Here are some observations:
- I liked Young’s dad, Charles, a lot….from his understanding of a world in which no one can ever really escape violence, to his quote to Young’s mother, Mae, “You looking at the NBA, I’m looking at a B.A..”
- I was struck curious when Nick’s high school coach at Cleveland, Andre Chevalier (at least I recall it being him), expressed that the University of Southern Cal had “excuses” citing low grades, and the fact that Nick had yet to take the SAT. Uhh coach? I think you are using the wrong terminology….perhaps you are confusing “excuses” with “requirements.”

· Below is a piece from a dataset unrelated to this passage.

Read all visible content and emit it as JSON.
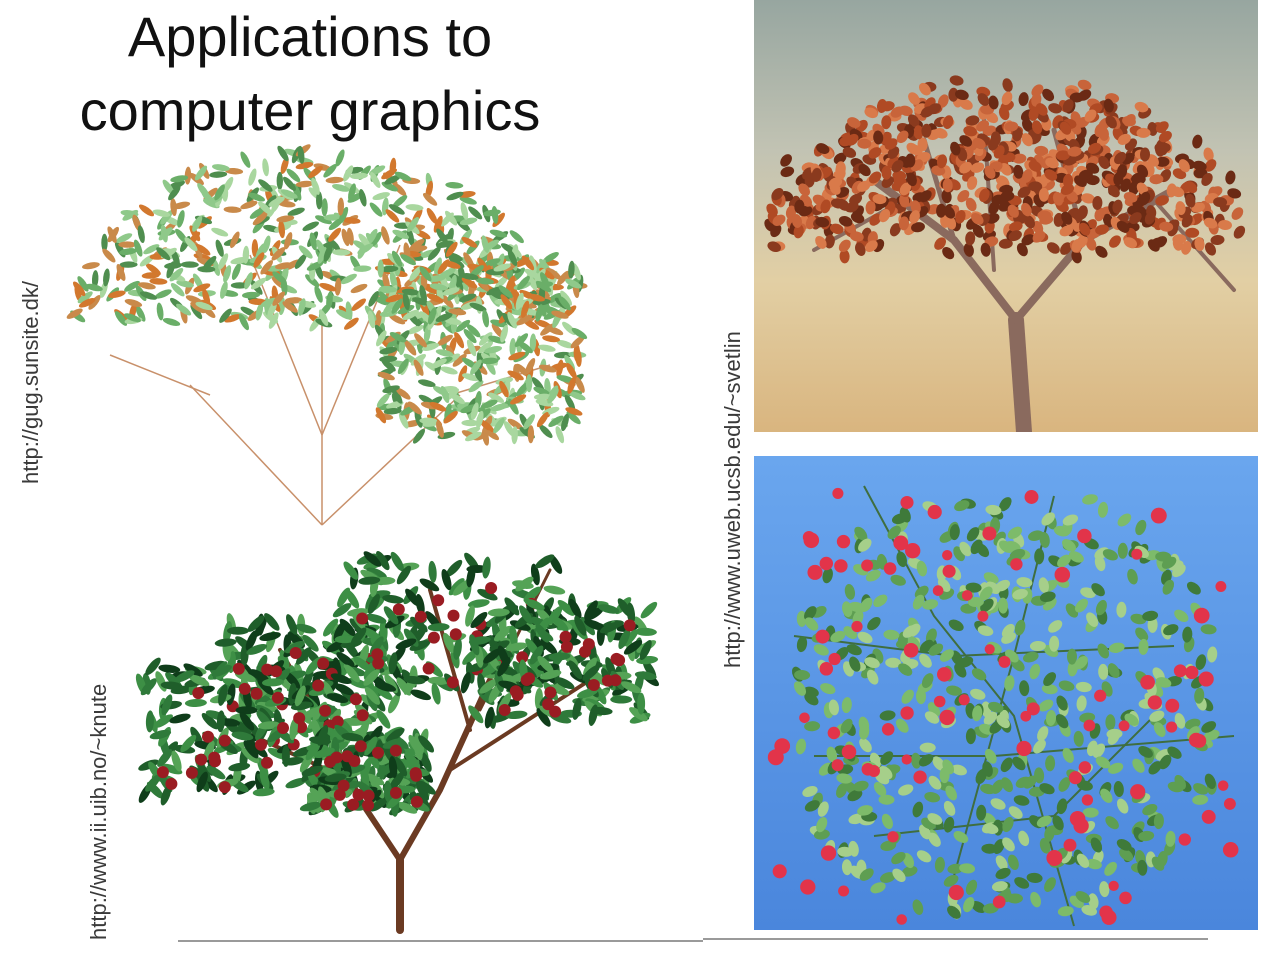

- Nick Young vs. Jordan Farmar: To me, it was telling how in the highlight clips of made baskets by each player, Young make his way back down the court not paying attention and pounding his chest, while Farmar calmly went about his business after scoring. Not to say I’ve got a big problem with on-court celebration, but there is a line to draw. I’d rather have the guy acting a bit more professional on my team…..like when Farmar got fouled with less than a second left in the game, his team down one (good call by the way). Farmer casually hit both free throws to win the game, after Nick had been chirping in his ear before the shots. Young prevailed in their second matchup, but I still didn’t like to see him dancing into timeouts.

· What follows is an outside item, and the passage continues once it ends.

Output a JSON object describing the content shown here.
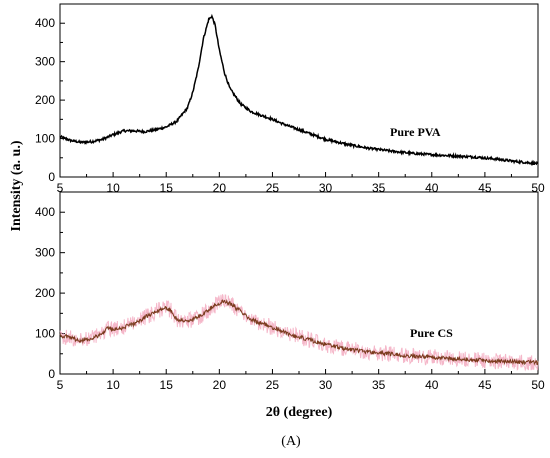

- Which leads me to the clip, and this all could be the result of editing, of another game. Young made a spin move and hit an amazing scoop shot in the lane in what seemed to be the final seconds. I was like, “wow, that’s a pretty amazing game winner,” and then the camera pans to the scoreboard and Young’s team won 75-68, or something like that, making the basket a hot-dog moment, instead of a necessity. Before I knew it, Young was telling the camera that he thought he was Kobe.
- The scouting report put together by a college coach recruting Young said that he “doesn’t compete at times”….I can still see some of that in the NBA, albeit not nearly as much as the one example in the movie, but disturbing nonetheless. Could you imagine Jordan or Kobe ever doing that, even as a youth? Ok, unfair comparisons…how about Antonio Daniels…..or perhaps Jordan Farmar?
- I did like how Coach Chevalier called Nick out with the truth, in the locker room, in front of everyone, after his unmotivated game.
- I was somewhat befuddled when the killer of Nick Young’s brother, Marcus, said that at the time he was immature, yet sophisticated enough to kill, I guess it just struck me as odd that he used “sophisticated.” He obviously deals with his past on a daily basis, but does the most he can do by helping youth avoid following his path. He understands that the pain of the Young family is much greater than his remorse.
- Nick Young certainly understood the importance of the SAT, but not the importance of the work and preparation involved to pass it. The ‘locked out of class for being late scene’ was not a pretty sight.
After watching the documentary, I came away knowing much more about Nick than before. At a minimum, I was previously aware that he had a brother who was killed, but not that the family was dealing with the emotional troubles of another brother.
Nick Young is an earnest young man who was lucky to have good family surrounding him growing up in Los Angeles. At the same time, observing what I’ve seen during his first year with the Wizards, Young still has a ton of growing up to do. It’s hard to distinguish whether there has been significant gained maturity from his persona in high school, the time period during which the documentary took place, and the 23-years old he is today.
Young has been through a lot of experiences which have aged him, but he’s still just a kid. He seems to understand that he’s playing for something bigger than himself, his mom and his lost brother Junior (Charles). Hopefully, the struggles he’s faced will make eventual growth into adulthood, and a mature NBA player, and easier task.